Photography blooper #1
Over the holidays with family I had more of an excuse to use my newish DSLR than usual, in the way of time and subjects. To my shame I forgot it the first day we went out to Coogee and Watson's Bay, so made do with the phone that day. Then later in the week I was using it and one day I changed the battery, as you do, and then took some shots at Balmoral, without paying much attention to the screen playback, because it was too glary to see it at any rate ... So when I got home I was rather miffed and disappointed to discover that all the shots were decidedly blue.
I'd been using it in P mode, because I just wanted to take happy snaps as it was the middle of the day and not ideal lighting anyway, but I wanted to spot focus more easily. So I thought the camera must be malfunctioning somewhere. When I investigated the problem later pictures were fine in fully "auto" mode but horrible in any other. When I mentioned this to a friend they suggested the white balance, but I thought 'no, I didn't do anything to the white balance', but I have since checked and somehow, while fiddling about changing the battery, I must have interfered with the white balance setting and pushed it onto "incandescent" in manual modes (it was still set to "auto" in "auto" mode, obviously).
What I was unprepared for though, is the monumental difference this made. Here is a photo comparisons between "Auto" mode and "P" mode with the white balance on "incandescent", from my balcony. (To me, white balance is one of those things I'd rather deal with at the print level, not at the time of taking a photo.)

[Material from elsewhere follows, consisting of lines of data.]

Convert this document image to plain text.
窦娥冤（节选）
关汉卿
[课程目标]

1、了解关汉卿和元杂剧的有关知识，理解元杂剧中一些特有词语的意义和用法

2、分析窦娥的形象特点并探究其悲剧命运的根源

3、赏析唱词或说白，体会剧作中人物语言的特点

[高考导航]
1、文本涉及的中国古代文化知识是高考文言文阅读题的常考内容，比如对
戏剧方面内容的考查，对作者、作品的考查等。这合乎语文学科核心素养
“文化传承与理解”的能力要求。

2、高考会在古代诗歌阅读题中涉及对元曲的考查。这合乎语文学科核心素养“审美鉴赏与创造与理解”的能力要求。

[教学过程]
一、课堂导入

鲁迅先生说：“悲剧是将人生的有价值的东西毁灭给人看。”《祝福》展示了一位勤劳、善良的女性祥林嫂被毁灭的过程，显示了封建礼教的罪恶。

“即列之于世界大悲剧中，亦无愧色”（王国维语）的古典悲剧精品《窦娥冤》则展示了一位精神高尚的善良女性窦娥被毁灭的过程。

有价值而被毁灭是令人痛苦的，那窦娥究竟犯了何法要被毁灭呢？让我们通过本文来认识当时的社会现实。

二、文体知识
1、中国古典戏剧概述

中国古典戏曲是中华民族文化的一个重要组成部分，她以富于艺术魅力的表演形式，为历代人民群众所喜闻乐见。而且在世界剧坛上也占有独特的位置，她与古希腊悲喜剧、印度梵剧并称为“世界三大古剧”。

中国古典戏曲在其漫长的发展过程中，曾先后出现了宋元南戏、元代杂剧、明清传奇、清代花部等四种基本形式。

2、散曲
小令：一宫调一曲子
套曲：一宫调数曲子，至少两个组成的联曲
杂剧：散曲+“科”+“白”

All was not completely lost as I was able to adjust the photos in iPhoto to some extent, though I don't know that I have managed to get the colours completely true. Here are my corrections. The reason my nieces were getting about with red roses is because as we scrambled over the rocks they actually started washing up out of the sea, which was strangely romantic and provided us with some fun fantasising. I told the youngest one that someone over the sea must love her. And she says 'but how would they know the roses would wash up just as we walked past', and well, that's just the magic isn't it. Only Hollywood has the answer to that.